The Chicago Cubs are coming off a season that saw them take a meaningful step forward — but not quite enough of one. A postseason berth and near–NLCS run marked real progress, yet it also exposed the gap between Chicago and the true heavyweights of the National League.
The Dodgers just won back-to-back World Series titles and are already rumored favorites to sign Kyle Tucker — maybe the Cubs’ best player in 2025 — in free agency. Los Angeles isn’t slowing down. That’s the standard. That’s the gap Jed Hoyer and company need to close this winter.
The offense remains a priority, but Chicago’s best path to contention might start on the mound. Their rotation was good enough to get them to October — just not deep enough to win there. That’s why heads turned when reports surfaced of a possible reunion with former top prospect and ex–White Sox ace Dylan Cease.
Jim Bowden tabbed the Cubs as a potential fit for cease in his Top 50 free agents column. And according to Bruce Levine, the Cubs are expected to pursue Cease in free agency. But what kind of fit would this actually be?

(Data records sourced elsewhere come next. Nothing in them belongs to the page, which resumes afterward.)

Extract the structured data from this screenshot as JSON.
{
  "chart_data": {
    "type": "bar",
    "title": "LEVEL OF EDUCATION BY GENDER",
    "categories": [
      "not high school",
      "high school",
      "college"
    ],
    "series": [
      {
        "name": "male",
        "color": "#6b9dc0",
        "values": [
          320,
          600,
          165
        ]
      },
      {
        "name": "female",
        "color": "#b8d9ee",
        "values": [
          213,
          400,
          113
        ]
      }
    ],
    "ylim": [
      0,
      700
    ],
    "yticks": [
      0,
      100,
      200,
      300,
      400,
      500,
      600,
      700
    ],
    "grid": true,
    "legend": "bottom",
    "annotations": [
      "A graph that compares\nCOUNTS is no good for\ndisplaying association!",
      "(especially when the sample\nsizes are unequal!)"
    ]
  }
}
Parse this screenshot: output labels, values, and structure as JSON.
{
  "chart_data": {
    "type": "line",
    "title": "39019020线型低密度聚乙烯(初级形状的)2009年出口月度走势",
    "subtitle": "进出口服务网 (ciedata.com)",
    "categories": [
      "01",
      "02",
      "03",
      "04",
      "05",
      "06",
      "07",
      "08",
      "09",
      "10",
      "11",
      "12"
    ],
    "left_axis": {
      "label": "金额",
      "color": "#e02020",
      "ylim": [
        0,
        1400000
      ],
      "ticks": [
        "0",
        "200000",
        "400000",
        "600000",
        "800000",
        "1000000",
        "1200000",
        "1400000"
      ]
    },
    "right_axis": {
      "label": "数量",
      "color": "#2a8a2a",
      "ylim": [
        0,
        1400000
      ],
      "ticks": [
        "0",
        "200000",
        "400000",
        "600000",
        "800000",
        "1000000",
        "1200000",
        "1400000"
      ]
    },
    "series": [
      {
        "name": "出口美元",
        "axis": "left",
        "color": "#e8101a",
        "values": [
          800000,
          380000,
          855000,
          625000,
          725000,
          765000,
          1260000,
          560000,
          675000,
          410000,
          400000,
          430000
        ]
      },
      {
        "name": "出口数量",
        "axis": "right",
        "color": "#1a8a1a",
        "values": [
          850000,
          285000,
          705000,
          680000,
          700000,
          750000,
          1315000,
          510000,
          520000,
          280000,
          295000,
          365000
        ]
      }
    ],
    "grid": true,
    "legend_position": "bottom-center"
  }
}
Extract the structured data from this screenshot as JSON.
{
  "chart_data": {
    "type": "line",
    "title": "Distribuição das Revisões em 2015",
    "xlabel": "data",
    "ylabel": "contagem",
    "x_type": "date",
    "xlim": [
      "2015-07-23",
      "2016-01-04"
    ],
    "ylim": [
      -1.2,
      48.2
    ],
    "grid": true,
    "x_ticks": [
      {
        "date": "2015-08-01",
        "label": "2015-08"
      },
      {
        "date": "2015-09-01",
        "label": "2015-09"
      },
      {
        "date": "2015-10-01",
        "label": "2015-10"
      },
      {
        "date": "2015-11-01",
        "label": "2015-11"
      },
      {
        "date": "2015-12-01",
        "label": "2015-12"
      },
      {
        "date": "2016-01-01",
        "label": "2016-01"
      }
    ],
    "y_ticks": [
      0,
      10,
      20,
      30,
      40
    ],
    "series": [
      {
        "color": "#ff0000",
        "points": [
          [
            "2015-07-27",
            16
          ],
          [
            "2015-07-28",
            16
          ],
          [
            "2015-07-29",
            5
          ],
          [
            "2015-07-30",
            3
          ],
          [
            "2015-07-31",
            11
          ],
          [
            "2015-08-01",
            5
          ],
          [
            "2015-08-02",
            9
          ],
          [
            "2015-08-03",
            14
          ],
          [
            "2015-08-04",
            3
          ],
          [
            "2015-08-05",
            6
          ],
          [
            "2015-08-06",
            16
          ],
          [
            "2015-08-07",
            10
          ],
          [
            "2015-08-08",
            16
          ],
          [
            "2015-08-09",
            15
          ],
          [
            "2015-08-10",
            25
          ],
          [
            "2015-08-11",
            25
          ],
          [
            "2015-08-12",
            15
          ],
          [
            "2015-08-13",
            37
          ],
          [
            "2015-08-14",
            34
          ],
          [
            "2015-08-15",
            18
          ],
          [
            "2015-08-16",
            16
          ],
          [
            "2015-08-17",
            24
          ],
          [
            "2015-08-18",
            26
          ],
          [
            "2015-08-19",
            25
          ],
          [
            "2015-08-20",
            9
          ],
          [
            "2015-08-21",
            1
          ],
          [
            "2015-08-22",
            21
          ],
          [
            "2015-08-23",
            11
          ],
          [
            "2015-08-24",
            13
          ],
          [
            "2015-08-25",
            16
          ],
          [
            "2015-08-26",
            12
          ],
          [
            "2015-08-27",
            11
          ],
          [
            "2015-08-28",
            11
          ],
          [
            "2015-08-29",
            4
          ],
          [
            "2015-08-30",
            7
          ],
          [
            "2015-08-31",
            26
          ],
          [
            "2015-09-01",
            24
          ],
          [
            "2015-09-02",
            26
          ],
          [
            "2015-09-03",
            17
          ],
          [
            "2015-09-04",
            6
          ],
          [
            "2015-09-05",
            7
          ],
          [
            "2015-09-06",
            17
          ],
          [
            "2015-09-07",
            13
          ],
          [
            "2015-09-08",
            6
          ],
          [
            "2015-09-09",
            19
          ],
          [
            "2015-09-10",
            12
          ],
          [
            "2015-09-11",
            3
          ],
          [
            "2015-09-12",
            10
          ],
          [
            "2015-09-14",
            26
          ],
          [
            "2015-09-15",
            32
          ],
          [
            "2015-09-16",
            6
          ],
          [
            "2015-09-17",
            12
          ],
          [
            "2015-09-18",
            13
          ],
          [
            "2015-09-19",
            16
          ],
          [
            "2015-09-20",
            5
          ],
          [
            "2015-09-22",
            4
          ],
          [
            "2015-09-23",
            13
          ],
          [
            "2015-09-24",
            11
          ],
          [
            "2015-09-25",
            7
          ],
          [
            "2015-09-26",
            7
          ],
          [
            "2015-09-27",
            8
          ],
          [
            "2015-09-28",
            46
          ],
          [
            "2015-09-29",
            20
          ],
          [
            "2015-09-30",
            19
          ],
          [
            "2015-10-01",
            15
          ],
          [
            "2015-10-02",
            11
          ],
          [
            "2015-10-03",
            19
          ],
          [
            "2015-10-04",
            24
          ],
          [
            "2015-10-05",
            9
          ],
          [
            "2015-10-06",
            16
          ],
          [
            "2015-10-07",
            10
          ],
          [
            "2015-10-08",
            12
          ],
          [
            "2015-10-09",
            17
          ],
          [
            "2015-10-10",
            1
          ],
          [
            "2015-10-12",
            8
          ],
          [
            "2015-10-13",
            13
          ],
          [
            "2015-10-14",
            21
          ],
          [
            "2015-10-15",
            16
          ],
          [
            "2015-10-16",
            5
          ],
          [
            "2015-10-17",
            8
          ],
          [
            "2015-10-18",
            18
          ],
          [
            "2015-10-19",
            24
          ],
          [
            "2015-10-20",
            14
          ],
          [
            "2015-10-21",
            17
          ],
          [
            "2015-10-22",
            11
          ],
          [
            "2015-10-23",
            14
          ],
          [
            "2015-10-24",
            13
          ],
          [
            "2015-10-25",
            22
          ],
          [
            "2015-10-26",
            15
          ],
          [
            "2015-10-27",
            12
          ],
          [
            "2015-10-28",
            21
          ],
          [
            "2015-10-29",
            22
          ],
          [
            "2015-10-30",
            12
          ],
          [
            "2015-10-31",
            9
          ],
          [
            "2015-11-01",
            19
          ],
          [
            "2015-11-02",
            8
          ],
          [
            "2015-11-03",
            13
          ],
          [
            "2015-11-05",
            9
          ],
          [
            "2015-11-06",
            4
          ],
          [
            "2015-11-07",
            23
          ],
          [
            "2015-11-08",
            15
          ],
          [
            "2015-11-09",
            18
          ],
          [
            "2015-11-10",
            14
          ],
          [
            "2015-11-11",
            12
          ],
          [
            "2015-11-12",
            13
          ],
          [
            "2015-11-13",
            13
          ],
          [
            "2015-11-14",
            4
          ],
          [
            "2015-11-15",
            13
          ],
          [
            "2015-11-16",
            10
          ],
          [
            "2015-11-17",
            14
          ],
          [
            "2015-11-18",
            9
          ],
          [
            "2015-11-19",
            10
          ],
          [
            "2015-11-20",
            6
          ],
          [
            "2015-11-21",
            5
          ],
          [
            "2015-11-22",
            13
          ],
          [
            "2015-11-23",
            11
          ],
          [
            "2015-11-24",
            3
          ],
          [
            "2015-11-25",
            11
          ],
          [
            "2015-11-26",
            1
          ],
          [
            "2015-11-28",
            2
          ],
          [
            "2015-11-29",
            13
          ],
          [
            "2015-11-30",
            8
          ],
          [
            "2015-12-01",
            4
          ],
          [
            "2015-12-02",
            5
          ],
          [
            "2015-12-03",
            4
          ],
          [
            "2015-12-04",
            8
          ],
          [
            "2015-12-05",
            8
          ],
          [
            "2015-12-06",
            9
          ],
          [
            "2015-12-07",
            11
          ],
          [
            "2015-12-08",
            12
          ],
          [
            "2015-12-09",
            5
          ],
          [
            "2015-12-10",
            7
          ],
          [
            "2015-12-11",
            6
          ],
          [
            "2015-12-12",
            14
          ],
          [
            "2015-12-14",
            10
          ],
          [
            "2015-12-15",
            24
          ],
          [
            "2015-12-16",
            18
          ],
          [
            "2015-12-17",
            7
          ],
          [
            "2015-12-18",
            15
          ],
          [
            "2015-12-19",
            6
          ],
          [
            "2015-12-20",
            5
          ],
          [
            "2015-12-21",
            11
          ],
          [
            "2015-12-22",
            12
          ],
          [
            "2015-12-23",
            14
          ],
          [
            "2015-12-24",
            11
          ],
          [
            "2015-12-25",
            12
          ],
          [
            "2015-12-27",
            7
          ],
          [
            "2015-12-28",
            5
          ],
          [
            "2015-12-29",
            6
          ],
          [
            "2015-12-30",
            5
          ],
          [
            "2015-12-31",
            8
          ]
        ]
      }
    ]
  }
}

Dylan Cease has been everything from a Cy Young contender to a struggling mid-rotation arm over the course of his big-league career.
After being traded by the Cubs to the White Sox in the 2017 José Quintana deal, Cease debuted in 2019 and gradually developed into one of the American League’s most electric arms. His 2022 season remains the high point — a 14–8 record, 2.20 ERA, and 6.4 WAR that led the league, culminating in a second-place finish for the AL Cy Young Award.

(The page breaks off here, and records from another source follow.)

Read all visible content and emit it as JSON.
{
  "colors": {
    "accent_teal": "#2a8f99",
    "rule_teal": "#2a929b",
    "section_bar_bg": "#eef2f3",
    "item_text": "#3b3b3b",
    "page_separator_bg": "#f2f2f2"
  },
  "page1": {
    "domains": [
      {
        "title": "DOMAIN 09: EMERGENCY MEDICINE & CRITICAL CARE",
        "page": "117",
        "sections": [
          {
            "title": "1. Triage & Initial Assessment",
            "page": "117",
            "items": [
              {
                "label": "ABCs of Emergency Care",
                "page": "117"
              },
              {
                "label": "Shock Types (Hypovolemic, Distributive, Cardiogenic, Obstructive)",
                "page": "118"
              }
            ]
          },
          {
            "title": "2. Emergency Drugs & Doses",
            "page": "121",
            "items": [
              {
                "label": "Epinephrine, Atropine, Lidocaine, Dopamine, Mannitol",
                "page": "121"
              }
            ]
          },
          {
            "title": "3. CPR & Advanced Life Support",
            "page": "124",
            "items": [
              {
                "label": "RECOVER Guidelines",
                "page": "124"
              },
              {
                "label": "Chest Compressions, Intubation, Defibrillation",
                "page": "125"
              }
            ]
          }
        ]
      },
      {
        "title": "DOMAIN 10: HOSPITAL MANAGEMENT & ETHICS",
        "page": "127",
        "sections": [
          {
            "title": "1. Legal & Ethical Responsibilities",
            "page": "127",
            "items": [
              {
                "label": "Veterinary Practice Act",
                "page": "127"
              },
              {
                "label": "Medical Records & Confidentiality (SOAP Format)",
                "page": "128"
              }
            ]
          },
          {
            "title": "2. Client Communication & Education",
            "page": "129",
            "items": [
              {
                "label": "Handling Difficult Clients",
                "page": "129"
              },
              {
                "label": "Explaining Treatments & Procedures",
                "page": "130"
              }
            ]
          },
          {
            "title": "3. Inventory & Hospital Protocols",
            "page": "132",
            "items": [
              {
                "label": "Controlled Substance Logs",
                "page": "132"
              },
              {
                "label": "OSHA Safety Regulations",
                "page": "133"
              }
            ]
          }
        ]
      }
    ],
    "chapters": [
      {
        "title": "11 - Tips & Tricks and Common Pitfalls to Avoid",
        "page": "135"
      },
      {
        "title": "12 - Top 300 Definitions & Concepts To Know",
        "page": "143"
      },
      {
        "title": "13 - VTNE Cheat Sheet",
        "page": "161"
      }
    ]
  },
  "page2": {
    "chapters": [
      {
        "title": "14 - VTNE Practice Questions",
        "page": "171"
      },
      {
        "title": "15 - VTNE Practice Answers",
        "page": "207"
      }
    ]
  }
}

He took a step back in 2023 with the White Sox but rebounded nicely after being dealt to San Diego. With the Padres, Cease went 14–11 with a 3.47 ERA and 224 strikeouts across an MLB-leading 33 starts. He’s the only pitcher in baseball to make 32 or more starts in each of the last five seasons — a rare mark of durability.
2025 wasn’t his best year statistically. His control wavered again, leading to a 1.32 WHIP and 4.55 ERA. Still, he punched out 215 batters — and dominated the Cubs when it mattered most, throwing 3.2 shutout innings with five strikeouts against them in Game 2 of the NL Wild Card Series.
Even when Cease isn’t at his peak, his stuff is overpowering enough to change a game — the kind of arsenal built for October. That’s something the Cubs’ current rotation, talented as it is, doesn’t quite have.
Even coming off a down season, Cease’s representation — led by Scott Boras — guarantees he won’t come cheap.
Over the last five years, Cease has averaged more than 220 strikeouts per season with a 3.72 ERA. Those are the numbers his market will reflect, not one inflated season ERA.
Spotrac projects his market value at seven years, $185 million — roughly $26 million per year. Bowden’s projection was even steeper: six years, $187 million, or over $31 million annually.
That’s a hefty price, but it’s the going rate for a durable, high-strikeout starter who can post a sub-4.00 ERA and take the ball 32 times a year. The Cubs have the money to spend — and a rotation that might be one ace short of being truly elite.
With Justin Steele, Cade Horton, Shota Imanaga, Matthew Boyd, and Jameson Taillon already in the mix, Chicago doesn’t need to overhaul the staff. They just need one big swing — a difference-maker who can start a deciding game of a playoff series.
On paper, Cease would be a luxury signing. But this is the offseason to splurge.
Could the Cubs roll into 2026 with a rotation of Steele, Horton, Imanaga, Boyd, and Taillon? Absolutely. Would that group be good enough to win 90 games and make the playoffs again? Probably.
But if the goal is more than another Wild Card berth, this is where you upgrade. The Dodgers, Brewers, and Phillies all have frontline arms they can trust in October. The Cubs need one too.
Cease, Framber Valdez, or Ranger Suárez — any of them would represent the kind of “over-the-top” move that turns a playoff team into a contender. And after the injuries and late-season fatigue that plagued the 2025 rotation, Chicago could use that depth and reliability.
It just feels right.
Cease will be 30 on Opening Day, entering the prime of his career — and it would be poetic for that stretch to happen back in a Cubs uniform.
Steele, Imanaga, and Boyd give Chicago a lefty-heavy staff. Cease is the electric right-hander that perfectly balances the rotation. And the fact that the Cubs are already linked to him before free agency officially opens suggests Jed Hoyer might be gearing up for a serious pursuit.
Prediction: I love the fit. I think it happens. I'll say six years and $186 million.